Ces rêves qu’on piétine

Sébastien Spitzer

Les éditions de l’Observatoire

Août 2017

304 pages

ISBN : 9791032900710

 

4ème de couverture :

Sous les bombardements, dans Berlin assiégé, la femme la plus puissante du IIIe Reich se terre avec ses six enfants dans le dernier refuge des dignitaires de l’Allemagne nazie. L’ambitieuse s’est hissée jusqu’aux plus hautes marches du pouvoir sans jamais se retourner sur ceux qu’elle a sacrifiés. Aux dernières heures du funeste régime, Magda s’enfonce dans l’abîme, avec ses secrets.

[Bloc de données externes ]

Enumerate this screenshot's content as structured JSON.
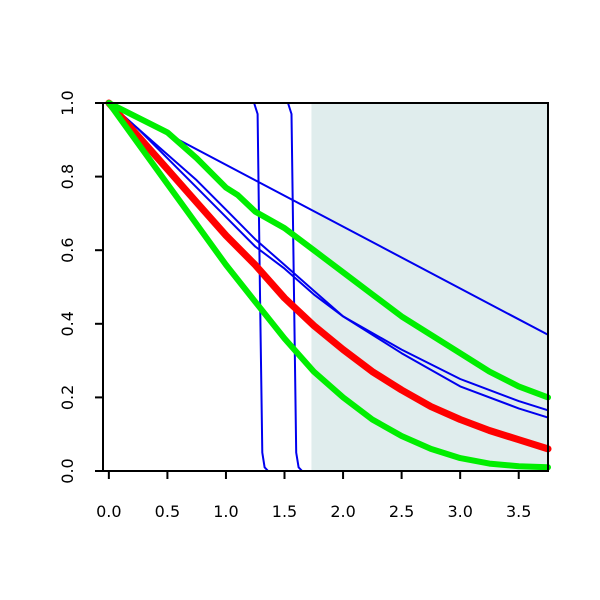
{
  "chart_data": {
    "type": "line",
    "title": "",
    "xlabel": "",
    "ylabel": "",
    "xlim": [
      -0.05,
      3.75
    ],
    "ylim": [
      0,
      1
    ],
    "x_ticks": [
      "0.0",
      "0.5",
      "1.0",
      "1.5",
      "2.0",
      "2.5",
      "3.0",
      "3.5"
    ],
    "y_ticks": [
      "0.0",
      "0.2",
      "0.4",
      "0.6",
      "0.8",
      "1.0"
    ],
    "grid": false,
    "shaded_region": {
      "x_from": 1.73,
      "x_to": 3.75,
      "color": "#e0eded"
    },
    "series": [
      {
        "color": "#0000ee",
        "width": 2,
        "points": [
          [
            0,
            1
          ],
          [
            3.75,
            0.37
          ]
        ]
      },
      {
        "color": "#0000ee",
        "width": 2,
        "points": [
          [
            0,
            1
          ],
          [
            0.25,
            0.93
          ],
          [
            0.5,
            0.85
          ],
          [
            0.75,
            0.77
          ],
          [
            1.0,
            0.69
          ],
          [
            1.25,
            0.61
          ],
          [
            1.5,
            0.55
          ],
          [
            1.75,
            0.48
          ],
          [
            2.0,
            0.42
          ],
          [
            2.5,
            0.33
          ],
          [
            3.0,
            0.25
          ],
          [
            3.5,
            0.19
          ],
          [
            3.75,
            0.165
          ]
        ]
      },
      {
        "color": "#0000ee",
        "width": 2,
        "points": [
          [
            0,
            1
          ],
          [
            0.25,
            0.93
          ],
          [
            0.5,
            0.86
          ],
          [
            0.75,
            0.79
          ],
          [
            1.0,
            0.71
          ],
          [
            1.25,
            0.63
          ],
          [
            1.5,
            0.56
          ],
          [
            1.75,
            0.49
          ],
          [
            2.0,
            0.42
          ],
          [
            2.5,
            0.32
          ],
          [
            3.0,
            0.23
          ],
          [
            3.5,
            0.17
          ],
          [
            3.75,
            0.145
          ]
        ]
      },
      {
        "color": "#0000ee",
        "width": 2,
        "points": [
          [
            0,
            1
          ],
          [
            1.24,
            1.0
          ],
          [
            1.27,
            0.97
          ],
          [
            1.29,
            0.5
          ],
          [
            1.31,
            0.05
          ],
          [
            1.33,
            0.01
          ],
          [
            1.36,
            0.0
          ]
        ]
      },
      {
        "color": "#0000ee",
        "width": 2,
        "points": [
          [
            0,
            1
          ],
          [
            1.53,
            1.0
          ],
          [
            1.56,
            0.97
          ],
          [
            1.58,
            0.5
          ],
          [
            1.6,
            0.05
          ],
          [
            1.62,
            0.01
          ],
          [
            1.65,
            0.0
          ]
        ]
      },
      {
        "color": "#ff0000",
        "width": 7,
        "points": [
          [
            0,
            1
          ],
          [
            0.25,
            0.91
          ],
          [
            0.5,
            0.82
          ],
          [
            0.75,
            0.73
          ],
          [
            1.0,
            0.64
          ],
          [
            1.25,
            0.56
          ],
          [
            1.5,
            0.47
          ],
          [
            1.75,
            0.395
          ],
          [
            2.0,
            0.33
          ],
          [
            2.25,
            0.27
          ],
          [
            2.5,
            0.22
          ],
          [
            2.75,
            0.175
          ],
          [
            3.0,
            0.14
          ],
          [
            3.25,
            0.11
          ],
          [
            3.5,
            0.085
          ],
          [
            3.75,
            0.06
          ]
        ]
      },
      {
        "color": "#00ee00",
        "width": 6,
        "points": [
          [
            0,
            1
          ],
          [
            0.25,
            0.96
          ],
          [
            0.5,
            0.92
          ],
          [
            0.75,
            0.85
          ],
          [
            1.0,
            0.77
          ],
          [
            1.1,
            0.75
          ],
          [
            1.25,
            0.705
          ],
          [
            1.5,
            0.66
          ],
          [
            1.75,
            0.6
          ],
          [
            2.0,
            0.54
          ],
          [
            2.25,
            0.48
          ],
          [
            2.5,
            0.42
          ],
          [
            2.75,
            0.37
          ],
          [
            3.0,
            0.32
          ],
          [
            3.25,
            0.27
          ],
          [
            3.5,
            0.23
          ],
          [
            3.75,
            0.2
          ]
        ]
      },
      {
        "color": "#00ee00",
        "width": 6,
        "points": [
          [
            0,
            1
          ],
          [
            0.25,
            0.89
          ],
          [
            0.5,
            0.78
          ],
          [
            0.75,
            0.67
          ],
          [
            1.0,
            0.56
          ],
          [
            1.25,
            0.46
          ],
          [
            1.5,
            0.36
          ],
          [
            1.75,
            0.27
          ],
          [
            2.0,
            0.2
          ],
          [
            2.25,
            0.14
          ],
          [
            2.5,
            0.095
          ],
          [
            2.75,
            0.06
          ],
          [
            3.0,
            0.035
          ],
          [
            3.25,
            0.02
          ],
          [
            3.5,
            0.013
          ],
          [
            3.75,
            0.01
          ]
        ]
      }
    ]
  }
}
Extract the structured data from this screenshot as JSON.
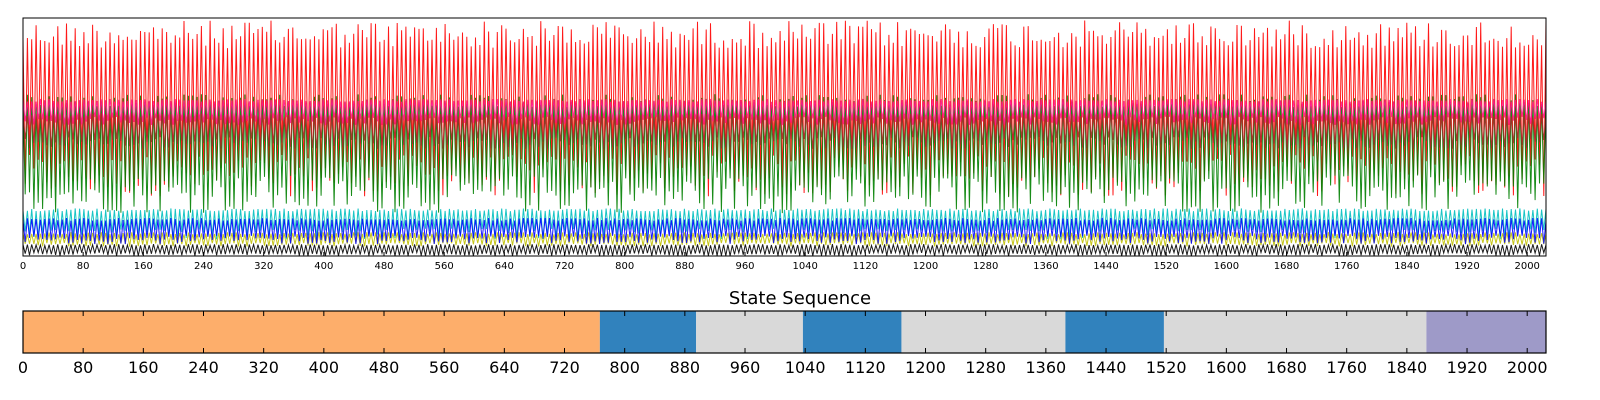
{
  "chart_data": [
    {
      "type": "line",
      "title": "",
      "xlabel": "",
      "ylabel": "",
      "xlim": [
        0,
        2025
      ],
      "ylim": [
        0,
        1
      ],
      "xticks": [
        0,
        80,
        160,
        240,
        320,
        400,
        480,
        560,
        640,
        720,
        800,
        880,
        960,
        1040,
        1120,
        1200,
        1280,
        1360,
        1440,
        1520,
        1600,
        1680,
        1760,
        1840,
        1920,
        2000
      ],
      "grid": false,
      "legend": "none",
      "series": [
        {
          "color": "#ff0000",
          "base": 0.6,
          "high": 0.99,
          "low": 0.25
        },
        {
          "color": "#008000",
          "base": 0.5,
          "high": 0.68,
          "low": 0.18
        },
        {
          "color": "#00bfbf",
          "base": 0.16,
          "high": 0.2,
          "low": 0.07
        },
        {
          "color": "#bfbf00",
          "base": 0.07,
          "high": 0.1,
          "low": 0.04
        },
        {
          "color": "#0000ff",
          "base": 0.12,
          "high": 0.16,
          "low": 0.05
        },
        {
          "color": "#000000",
          "base": 0.03,
          "high": 0.05,
          "low": 0.0
        },
        {
          "color": "#ff1493",
          "base": 0.62,
          "high": 0.66,
          "low": 0.55
        },
        {
          "color": "#a52a2a",
          "base": 0.55,
          "high": 0.6,
          "low": 0.45
        }
      ]
    },
    {
      "type": "heatmap",
      "title": "State Sequence",
      "xlim": [
        0,
        2025
      ],
      "xticks": [
        0,
        80,
        160,
        240,
        320,
        400,
        480,
        560,
        640,
        720,
        800,
        880,
        960,
        1040,
        1120,
        1200,
        1280,
        1360,
        1440,
        1520,
        1600,
        1680,
        1760,
        1840,
        1920,
        2000
      ],
      "segments": [
        {
          "start": 0,
          "end": 767,
          "color": "#fdae6b"
        },
        {
          "start": 767,
          "end": 895,
          "color": "#3182bd"
        },
        {
          "start": 895,
          "end": 1037,
          "color": "#d9d9d9"
        },
        {
          "start": 1037,
          "end": 1168,
          "color": "#3182bd"
        },
        {
          "start": 1168,
          "end": 1386,
          "color": "#d9d9d9"
        },
        {
          "start": 1386,
          "end": 1517,
          "color": "#3182bd"
        },
        {
          "start": 1517,
          "end": 1866,
          "color": "#d9d9d9"
        },
        {
          "start": 1866,
          "end": 2025,
          "color": "#9e9ac8"
        }
      ]
    }
  ]
}
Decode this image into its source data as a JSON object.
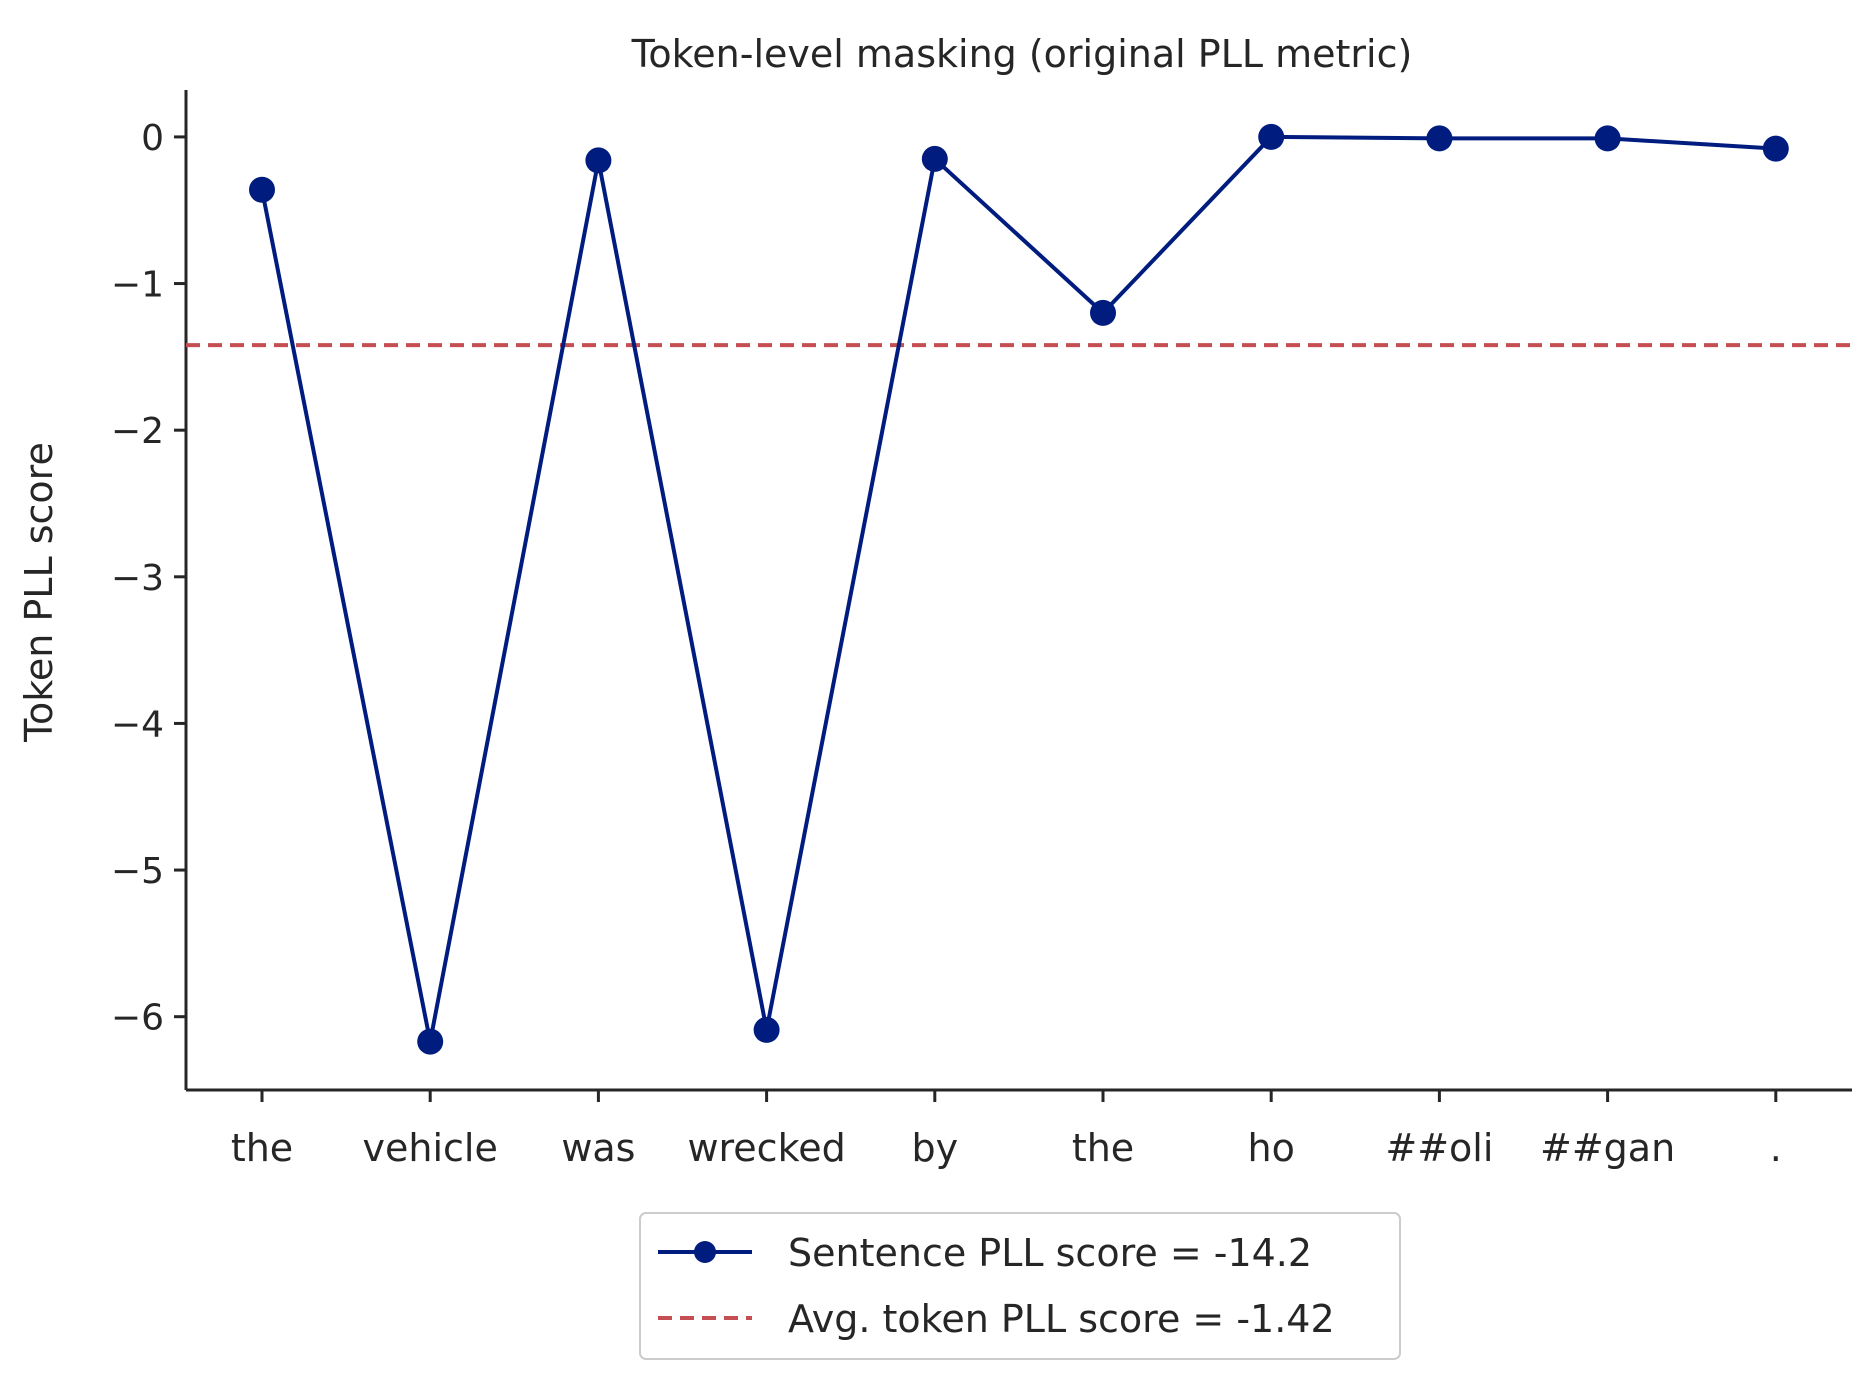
{
  "chart_data": {
    "type": "line",
    "title": "Token-level masking (original PLL metric)",
    "xlabel": "",
    "ylabel": "Token PLL score",
    "categories": [
      "the",
      "vehicle",
      "was",
      "wrecked",
      "by",
      "the",
      "ho",
      "##oli",
      "##gan",
      "."
    ],
    "ylim": [
      -6.5,
      0.32
    ],
    "yticks": [
      0,
      -1,
      -2,
      -3,
      -4,
      -5,
      -6
    ],
    "ytick_labels": [
      "0",
      "−1",
      "−2",
      "−3",
      "−4",
      "−5",
      "−6"
    ],
    "series": [
      {
        "name": "Sentence PLL score = -14.2",
        "style": "solid-line-with-circle-markers",
        "color": "#001c7f",
        "values": [
          -0.36,
          -6.17,
          -0.16,
          -6.09,
          -0.15,
          -1.2,
          0.0,
          -0.01,
          -0.01,
          -0.08
        ]
      }
    ],
    "reference_line": {
      "name": "Avg. token PLL score = -1.42",
      "style": "dashed",
      "color": "#c44e52",
      "y": -1.42
    },
    "grid": false,
    "legend_placement": "bottom-center, below plot"
  }
}
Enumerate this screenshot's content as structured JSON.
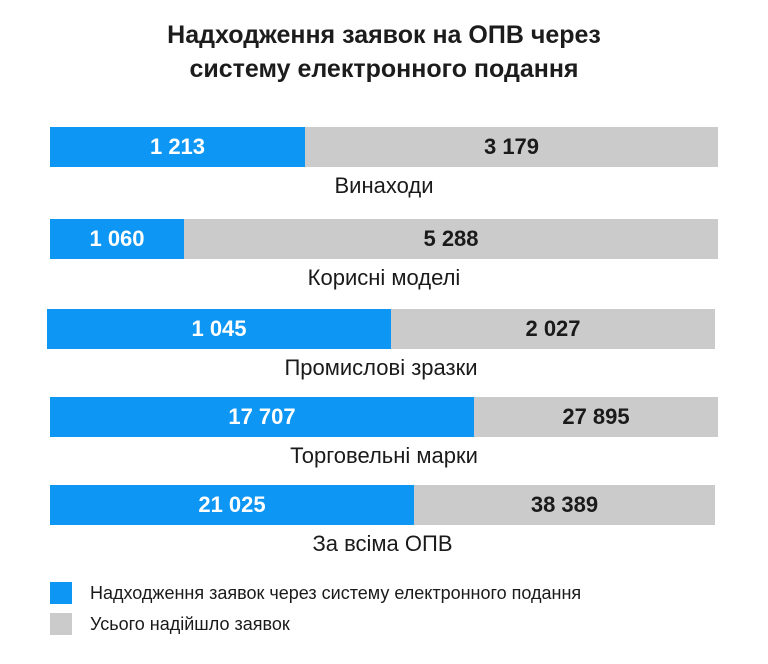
{
  "chart_data": {
    "type": "bar",
    "title": "Надходження заявок на ОПВ через системy електронного подання",
    "title_lines": [
      "Надходження заявок на ОПВ через",
      "систему електронного подання"
    ],
    "categories": [
      "Винаходи",
      "Корисні моделі",
      "Промислові зразки",
      "Торговельні марки",
      "За всіма ОПВ"
    ],
    "series": [
      {
        "name": "Надходження заявок через систему електронного подання",
        "color": "#0e96f5",
        "values": [
          1213,
          1060,
          1045,
          17707,
          21025
        ],
        "labels": [
          "1 213",
          "1 060",
          "1 045",
          "17 707",
          "21 025"
        ]
      },
      {
        "name": "Усього надійшло заявок",
        "color": "#cbcbcb",
        "values": [
          3179,
          5288,
          2027,
          27895,
          38389
        ],
        "labels": [
          "3 179",
          "5 288",
          "2 027",
          "27 895",
          "38 389"
        ]
      }
    ],
    "legend_position": "bottom-left",
    "grid": false
  }
}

Au même moment, des centaines de femmes et d’hommes avancent sur un chemin poussiéreux, s’accrochant à ce qu’il leur reste de vie. Parmi ces survivants de l’enfer des camps, marche une enfant frêle et silencieuse. Ava est la dépositaire d’une tragique mémoire : dans un rouleau de cuir, elle tient cachées les lettres d’un père. Richard Friedländer, raflé parmi les premiers juifs, fut condamné par la folie d’un homme et le silence d’une femme : sa fille.

Elle aurait pu le sauver.

Elle s’appelle Magda Goebbels.

 

 Sébastien Spitzer est journaliste. Ces rêves qu’on piétine est son premier roman.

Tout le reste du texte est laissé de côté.